Хенет, по мнению Ренисенб, принадлежала к тем людям, которым судьбою уготовано быть преданной другим, ничего не получая взамен. Внешне она была нехороша собой, да к тому же глупа. Однако отлично обо всем осведомлена. При способности появляться почти бесшумно, ничто не могло укрыться от ее зоркого взгляда и острого слуха. Иногда она держала тайну при себе, но чаще спешила нашептать ее каждому на ухо, с наслаждением наблюдая со стороны за произведенным впечатлением.
Время от времени кто-нибудь из домочадцев начинал уговаривать Имхотепа прогнать Хенет, но Имхотеп даже слышать об этом не желал. Он, пожалуй, единственный относился к ней с симпатией, за что она платила ему такой собачьей преданностью, от которой остальных членов семьи воротило с души.
Ренисенб постояла еще с секунду, прислушиваясь к ссоре своих невесток, подогретой вмешательством Хенет, а затем не спеша направилась к покоям, где обитала мать Имхотепа Иза, которой прислуживали две чернокожие девочки-рабыни. Сейчас она была занята тем, что разглядывала полотняные одежды, которые они ей показывали, и добродушно ворчала на маленьких прислужниц.
Да, все было по-прежнему, думала Ренисенб, прислушиваясь к воркотне старухи. Старая Иза чуть усохла, вот и все. Голос у нее тот же, и говорила она то же самое, почти слово в слово, что и тогда, когда восемь лет назад Ренисенб покидала этот дом…
Ренисенб тихо выскользнула из ее покоев. Ни старуха, ни две маленькие рабыни так ее и не заметили. Секунду-другую Ренисенб постояла возле открытой в кухню двери. Запах жареной утятины, реплики, смех и перебранка - все вместе. И гора ожидающих разделки овощей.

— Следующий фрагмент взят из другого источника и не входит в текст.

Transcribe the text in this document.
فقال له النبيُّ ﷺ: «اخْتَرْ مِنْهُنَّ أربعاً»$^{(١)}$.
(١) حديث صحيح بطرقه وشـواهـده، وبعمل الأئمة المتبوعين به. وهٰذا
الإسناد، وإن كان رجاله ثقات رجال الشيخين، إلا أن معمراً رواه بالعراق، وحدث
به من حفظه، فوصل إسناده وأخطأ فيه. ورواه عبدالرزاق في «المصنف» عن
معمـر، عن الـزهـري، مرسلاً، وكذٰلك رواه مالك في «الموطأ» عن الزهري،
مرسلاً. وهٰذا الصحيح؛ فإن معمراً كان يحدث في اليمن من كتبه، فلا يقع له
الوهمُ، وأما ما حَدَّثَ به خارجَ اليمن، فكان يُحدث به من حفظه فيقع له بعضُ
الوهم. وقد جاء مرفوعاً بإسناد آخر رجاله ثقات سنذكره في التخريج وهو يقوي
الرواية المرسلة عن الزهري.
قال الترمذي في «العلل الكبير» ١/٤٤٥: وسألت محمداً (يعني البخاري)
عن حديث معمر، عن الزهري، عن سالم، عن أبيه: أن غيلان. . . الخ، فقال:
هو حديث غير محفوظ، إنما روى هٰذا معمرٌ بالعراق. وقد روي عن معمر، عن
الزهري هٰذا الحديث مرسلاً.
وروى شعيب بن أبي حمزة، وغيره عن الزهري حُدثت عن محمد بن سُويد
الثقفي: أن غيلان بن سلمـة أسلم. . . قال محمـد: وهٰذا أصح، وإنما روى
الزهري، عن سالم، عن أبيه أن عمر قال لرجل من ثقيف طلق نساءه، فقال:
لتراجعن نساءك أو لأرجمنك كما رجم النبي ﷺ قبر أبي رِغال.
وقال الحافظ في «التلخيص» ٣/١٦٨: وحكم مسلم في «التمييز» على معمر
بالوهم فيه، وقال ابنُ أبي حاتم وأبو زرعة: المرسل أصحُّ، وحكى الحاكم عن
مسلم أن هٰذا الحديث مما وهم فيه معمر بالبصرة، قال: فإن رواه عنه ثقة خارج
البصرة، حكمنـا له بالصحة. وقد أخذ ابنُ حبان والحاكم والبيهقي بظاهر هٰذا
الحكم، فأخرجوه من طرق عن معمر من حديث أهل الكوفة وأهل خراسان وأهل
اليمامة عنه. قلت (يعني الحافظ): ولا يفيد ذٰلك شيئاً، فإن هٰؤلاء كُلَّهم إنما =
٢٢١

Ренисенб стояла неподвижно, полузакрыв глаза, Отсюда ей было слышно все, что происходило в доме. Начиненный запахами пряностей шум в кухне, скрипучий голос старой Изы, решительные интонации Сатипи и приглушенное, но настойчивое контральто Кайт. Хаос женских голосов - болтовня, смех, горестные сетования, брань, восклицания…
И вдруг Ренисенб почувствовала, что задыхается в этом шумном женском обществе. Целый дом крикливых вздорных женщин, никогда не закрывающих рта, вечно ссорящихся, занятых вместо дела пустыми разговорами.
И Хей, Хей в лодке, собранный, сосредоточенный на одном - вовремя поразить копьем рыбу.
Никакой зряшной болтовни, никакой бесцельной суетливости.
Ренисенб выбежала из дому в жаркую безмятежную тишину. Увидела, как возвращается с полей Себек, а вдалеке к гробнице поднимается Яхмос.
Тогда и она пошла по тропинке к гробнице, вырубленной в известняковых скалах. Это была усыпальница великого и благородного Мериптаха, и ее отец состоял жрецом - хранителем этой гробницы, обязанным содержать ее в порядке, за что и дарованы были ему владения и земли.
Не спеша поднявшись по крутой тропинке, Ренисенб увидела, что старший брат беседует с Хори, управителем отцовских владений. Укрывшись в небольшом гроте рядом с гробницей, мужчины склонились над папирусом, разложенным на коленях у Хори. При виде Ренисенб оба подняли головы и заулыбались. Она присела рядом с ними в тени. Ренисенб любила Яхмоса. Кроткий и мягкосердечный, он был ласков и приветлив с ней. А Хори когда-то чинил маленькой Ренисенб игрушки. У него были такие искусные руки! Она запомнила его молчаливым и серьезным не по годам юношей. Теперь он стал старше, но почти не изменился. Улыбка его была такой же сдержанной, как прежде.